On the import side, the real economy in China looks far weaker: imports fell 4% in March after an 8% drop in January and February. The result? A massive trade surplus, but not due to healthy economic conditions. The “growth” was manufactured. And now, the payback has begun.
Factory activity is already being scaled back. Shifts are being cut. Work weeks are shrinking from six days to three or four in some areas. Even analysts at Citi and UBS are slashing growth forecasts to 4% or less, calling for urgent stimulus.
South Korea sends another warning
South Korea, arguably the most reliable bellwether of global trade, has seen its own export engine stall out. In the first 20 days of April, exports fell 5.2% year-over-year. That followed a +5.5% gain in March, showing just how dramatic the reversal has been in just one month.
Shipments to the U.S. dropped 14.3%; to China, down 3.4%. Though Korea picked up some gains in exports to Europe and Taiwan, this represents the start of a global deflationary snapback, everyone competing for the same shrinking pool of demand.
Worse still, auto tariffs pose an existential threat to Korea’s vehicle exports, nearly half of which go to the U.S. Already, the Bank of Korea has warned of a potential negative GDP print in Q1 2025, and is cutting its growth forecast even further, yet still refuses to cut interest rates, frozen by “uncertainty”.
The Baltic Dry Index confirms the trend
It’s not just container shipping that’s suffering. The Baltic Dry Index, which measures the cost of shipping raw materials like coal, iron ore, and grain, is well below last year’s levels. At 1,261, it’s over 600 points lower than the same point in 2024. This means global demand for raw inputs is evaporating, hardly a sign of a resilient economy.
The U.S. is not insulated
The belief that America’s economy can escape the fallout is quickly being shattered. The Conference Board’s Leading Economic Index (LEI) fell 0.7% in March, following a 0.2% drop in February. Over the past six months, the LEI is down 1.2%.
This reflects weakening stock prices, crashing consumer expectations, and plunging manufacturing orders.

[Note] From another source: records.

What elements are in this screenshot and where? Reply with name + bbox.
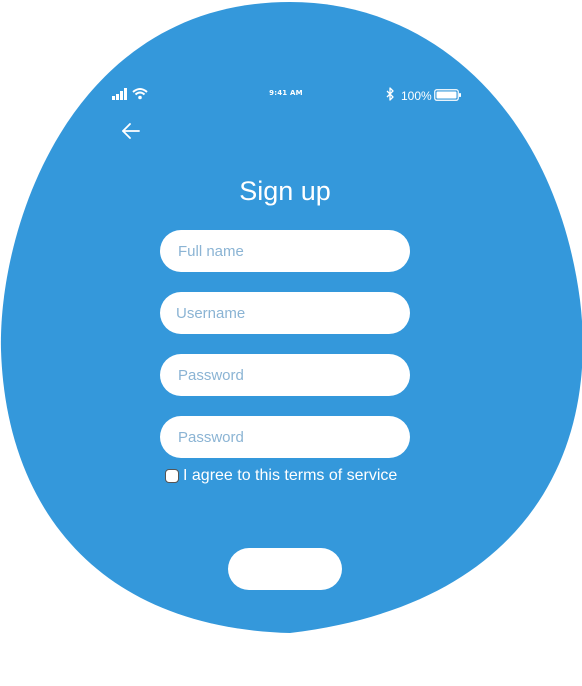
battery-icon [434, 89, 461, 101]
password-input[interactable] [160, 354, 410, 396]
back-button[interactable] [118, 118, 146, 144]
terms-row: I agree to this terms of service [165, 465, 397, 487]
arrow-left-icon [122, 123, 140, 139]
terms-checkbox[interactable] [165, 469, 179, 483]
full-name-input[interactable] [160, 230, 410, 272]
status-bar: 9:41 AM 100% [110, 86, 462, 104]
page-title: Sign up [239, 176, 331, 206]
confirm-password-input[interactable] [160, 416, 410, 458]
battery-percentage: 100% [401, 89, 432, 103]
sign-up-submit-button[interactable] [228, 548, 342, 590]
username-input[interactable] [160, 292, 410, 334]
bluetooth-icon [386, 87, 394, 101]
terms-label[interactable]: I agree to this terms of service [183, 467, 397, 485]
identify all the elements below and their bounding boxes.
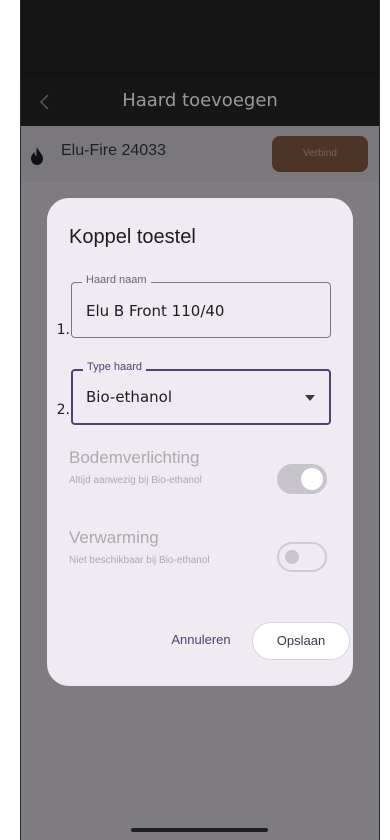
device-list-item: Elu-Fire 24033 Verbind [21, 126, 379, 182]
floor-lighting-toggle[interactable] [277, 464, 327, 494]
fireplace-type-value: Bio-ethanol [86, 388, 172, 406]
field-number-2: 2. [56, 402, 70, 418]
chevron-down-icon[interactable] [305, 395, 315, 401]
heating-toggle[interactable] [277, 542, 327, 572]
save-button[interactable]: Opslaan [252, 622, 350, 660]
heating-title: Verwarming [69, 528, 159, 547]
status-bar [21, 0, 379, 78]
connect-button[interactable]: Verbind [272, 136, 368, 172]
flame-icon [31, 147, 43, 165]
cancel-button[interactable]: Annuleren [161, 622, 241, 658]
home-indicator[interactable] [131, 828, 268, 832]
fireplace-type-label: Type haard [83, 361, 147, 373]
app-bar: Haard toevoegen [21, 78, 379, 126]
device-name: Elu-Fire 24033 [61, 142, 166, 159]
floor-lighting-subtitle: Altijd aanwezig bij Bio-ethanol [69, 475, 202, 486]
heating-subtitle: Niet beschikbaar bij Bio-ethanol [69, 555, 210, 566]
dialog-title: Koppel toestel [69, 226, 196, 248]
field-number-1: 1. [56, 322, 70, 338]
fireplace-type-select[interactable]: Type haard Bio-ethanol [71, 361, 331, 425]
fireplace-name-field[interactable]: Haard naam Elu B Front 110/40 [71, 274, 331, 338]
pair-device-dialog: Koppel toestel 1. Haard naam Elu B Front… [47, 198, 353, 686]
floor-lighting-title: Bodemverlichting [69, 448, 200, 467]
fireplace-name-input[interactable]: Elu B Front 110/40 [86, 302, 306, 320]
phone-screen: Haard toevoegen Elu-Fire 24033 Verbind K… [20, 0, 380, 840]
toggle-thumb [301, 468, 323, 490]
fireplace-name-label: Haard naam [82, 274, 151, 286]
toggle-thumb [285, 550, 299, 564]
page-title: Haard toevoegen [122, 90, 278, 111]
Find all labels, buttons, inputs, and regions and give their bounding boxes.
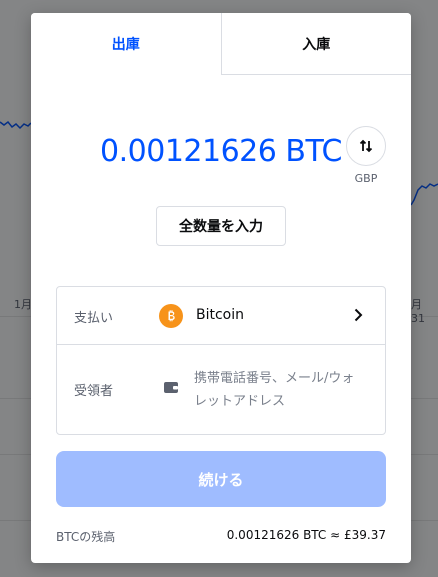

Take the Philadelphia Fed’s manufacturing survey:
January new orders index: +42.9
April new orders index: –34.2
That’s a 75-point collapse in just three months. The artificial highs from early-year frontloading are gone. We’re now seeing what the actual economy looks like on the other side, and it’s not good.
Fragility is the theme
What’s becoming undeniable is the fragility of the global system. The so-called “strong and resilient” economy narrative has always ignored the distortions, first from lockdowns, then from stimulus, and now from tariffs and trade disruptions.
We’re seeing a global economy front-loaded and hollowed out. The early returns from April show us a world not teetering on the edge, but one already stepping into the downturn.
From China and South Korea to the U.S. and Europe, the early data says this isn’t just a downturn. This could be the start of the worst-case scenario.